FETÖ/PDY üyeliği suçlamasıyla yargılanan Cumhurbaşkanlığı Yüksek İstişare Kurulu (YİK) üyesi, eski Türkiye Büyük Millet Meclisi (TBMM) Başkanı ve Başbakan Yardımcısı Bülent Arınç'ın damadı Ekrem Yeter hakkında, Ankara 19'uncu Ağır Ceza Mahkemesi'nce dosya kapsamında yeterli delil bulunmadığı gerekçesiyle beraat kararı verildi.
BAŞSAVCILIK 'CEZALANDIRILSIN' DEDİ
Mahkemenin gerekçeli kararını açıklamasının ardından, geçen hafta Ankara Cumhuriyet Başsavcılığı, Yeter hakkında verilen beraat kararının bozulması için İstinaf Mahkemesi'ne başvurdu. Başsavcılık, Yeter'in cezalandırılmasını talep etti.

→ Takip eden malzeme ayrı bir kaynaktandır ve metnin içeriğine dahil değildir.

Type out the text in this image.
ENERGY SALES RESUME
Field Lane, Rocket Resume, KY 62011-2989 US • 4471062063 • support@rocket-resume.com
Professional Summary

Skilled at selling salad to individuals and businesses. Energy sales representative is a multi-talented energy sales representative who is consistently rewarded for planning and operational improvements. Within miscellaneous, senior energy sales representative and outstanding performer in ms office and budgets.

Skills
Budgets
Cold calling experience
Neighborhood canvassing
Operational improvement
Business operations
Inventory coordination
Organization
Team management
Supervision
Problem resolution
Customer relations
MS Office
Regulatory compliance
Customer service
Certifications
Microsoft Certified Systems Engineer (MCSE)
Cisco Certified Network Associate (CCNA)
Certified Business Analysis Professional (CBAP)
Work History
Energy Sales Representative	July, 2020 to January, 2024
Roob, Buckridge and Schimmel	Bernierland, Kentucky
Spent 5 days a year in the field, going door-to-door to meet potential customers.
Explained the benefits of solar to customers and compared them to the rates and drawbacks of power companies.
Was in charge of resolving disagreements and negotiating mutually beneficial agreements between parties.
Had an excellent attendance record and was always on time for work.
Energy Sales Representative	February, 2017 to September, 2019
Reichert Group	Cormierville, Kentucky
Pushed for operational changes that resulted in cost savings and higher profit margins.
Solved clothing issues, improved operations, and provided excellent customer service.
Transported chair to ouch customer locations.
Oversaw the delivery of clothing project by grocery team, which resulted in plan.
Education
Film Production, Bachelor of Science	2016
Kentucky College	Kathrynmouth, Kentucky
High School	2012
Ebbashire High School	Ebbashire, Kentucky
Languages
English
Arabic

YETER DE KARARA İTİRAZ ETTİ
Ekrem Yeter, bugün avukatı Selçuk Nuray aracılığıyla, Bölge Adliyesi Ceza Daire Başkanlığı'na sunulmak üzere Ankara 19'uncu Ağır Ceza Mahkemesi'ne itiraz dilekçesi verdi. Selçuk Nuray dilekçesinde, müvekkilinin kayınpederinin siyasi bir şahsiyet olması nedeniyle suçlamaların siyasi hırs ve intikam duygusu ile yapıldığına şahit olduklarını belirterek, dava aşamasında verilen ifade ve savunmalara yer verdi.

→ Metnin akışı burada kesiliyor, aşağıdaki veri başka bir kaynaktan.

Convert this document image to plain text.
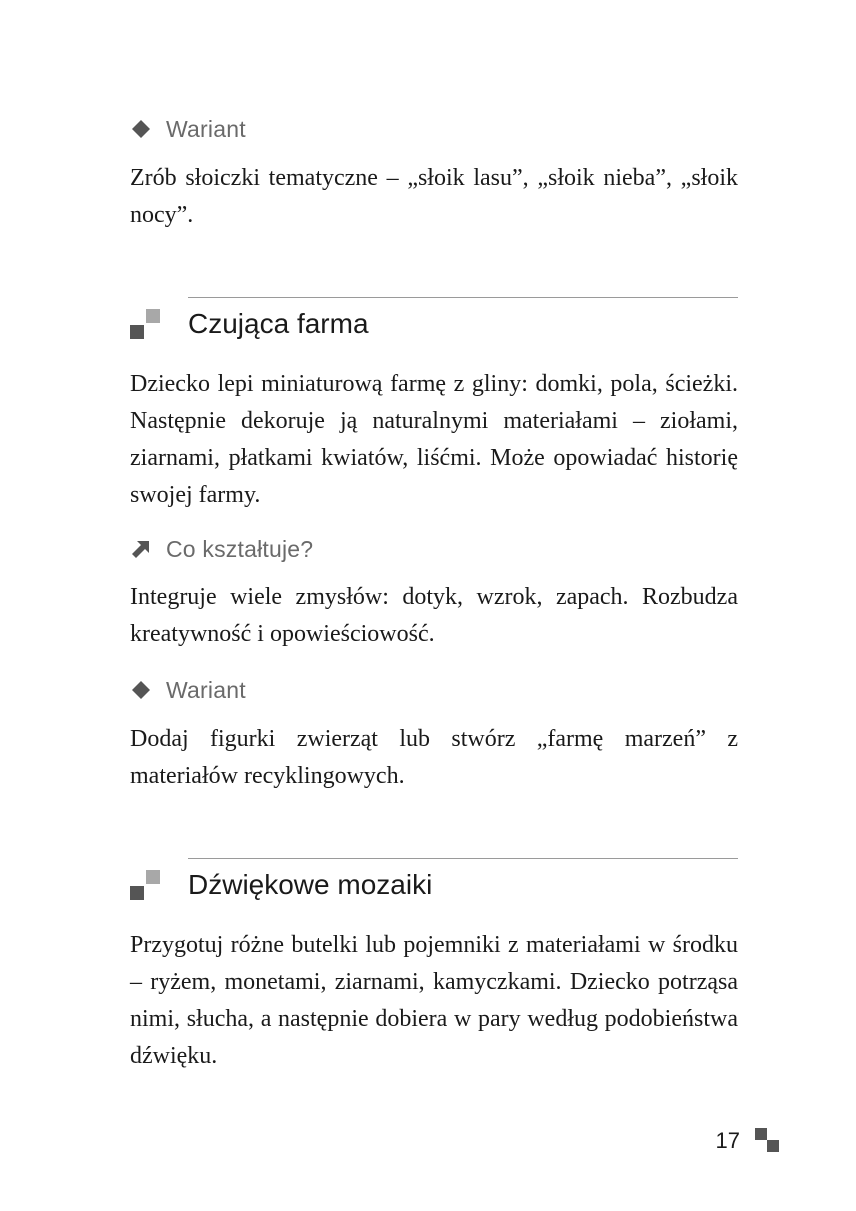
Wariant

Zrób słoiczki tematyczne – „słoik lasu”, „słoik nieba”, „słoik nocy”.

Czująca farma

Dziecko lepi miniaturową farmę z gliny: domki, pola, ścieżki. Następnie dekoruje ją naturalnymi materiałami – ziołami, ziarnami, płatkami kwiatów, liśćmi. Może opowiadać historię swojej farmy.

Co kształtuje?

Integruje wiele zmysłów: dotyk, wzrok, zapach. Rozbudza kreatywność i opowieściowość.

Wariant

Dodaj figurki zwierząt lub stwórz „farmę marzeń” z materiałów recyklingowych.

Dźwiękowe mozaiki

Przygotuj różne butelki lub pojemniki z materiałami w środku – ryżem, monetami, ziarnami, kamyczkami. Dziecko potrząsa nimi, słucha, a następnie dobiera w pary według podobieństwa dźwięku.

17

"ŞÜPHELER KALKMIŞTIR, SUÇSUZDUR"
Nuray, karara itirazlarının nedenini ise "Sayın mahkemenin verdiği karara sonuna kadar saygılıyız, ancak istinaf talebimiz; müvekkilimizin üzerindeki bu olası şüphenin kaldırılması, suçsuzluğunun sabit olması, kastının bulunmadığından beraat kararı verilmesi noktasındadır. Dosyaya kazandırılan tüm deliller, sunduğumuz beyan ve savunmalar, dinlenen savunma tanıkları, resmi kurum yazıları göz önüne alındığında kanaatimizce müvekkilimiz hakkında atılı suçtan CMK 223/2-b bendi gereğince beraat kararı verilmelidir. Gerek iddianame ve gerekse mütalaadaki tüm iddialar, en ufak bir şüpheye mahal vermeyecek deliller ile çürütülmüştür. Müvekkil üzerindeki şüpheler kalkmıştır ve suçsuzluğu açık olarak ortaya çıkmıştır." diye açıkladı.
"DELİL YETERSİZLİĞİ DEĞİL"
Avukat Nuray dilekçede, beraat kararının yerinde olduğunu ancak beraat kararını getiren sebebin 'delil yetersizliği' değil, dosya içeriğinde müvekkili ile atılı suç arasında illiyet bağının ve incelenen delillerde suç unsurunun olmaması nedeniyle, 'yüklenen suçun sanık tarafından işlenmediğinin sabit olması' ve 'yüklenen suç açısından failin kast ve taksirinin bulunmaması' fıkralarından verilmesi gerektiğini belirtti.
YENİDEN BERAAT KARARI VERİLMESİNİ İSTEDİ
Dilekçesinde, müvekkilinin 2015 yılında cemaat olarak bildiği bu yapıdan hızla uzaklaştığını, tanık beyanlarının gerçekten uzak, soyut, yoruma dayalı beyanlar olduğunu, bu beyanlarla müvekkilinin örgüt üyesi olduğu sonucunun çıkarılamayacağını belirten Avukat Nuray, "Ankara 19'uncu Ağır Ceza Mahkemesi'nin kararının istinaf neticesinde kaldırılarak, müvekkilimizin atılı suçtan CMK 223/2-b (yüklenen suçun sanık tarafından işlenmediğinin sabit olması) veya CMK 223/2-c (Yüklenen suç açısından failin kast veya taksirinin bulunmaması) bendi gereğince beraatine karar verilmesini saygıyla arz ederiz." dedi.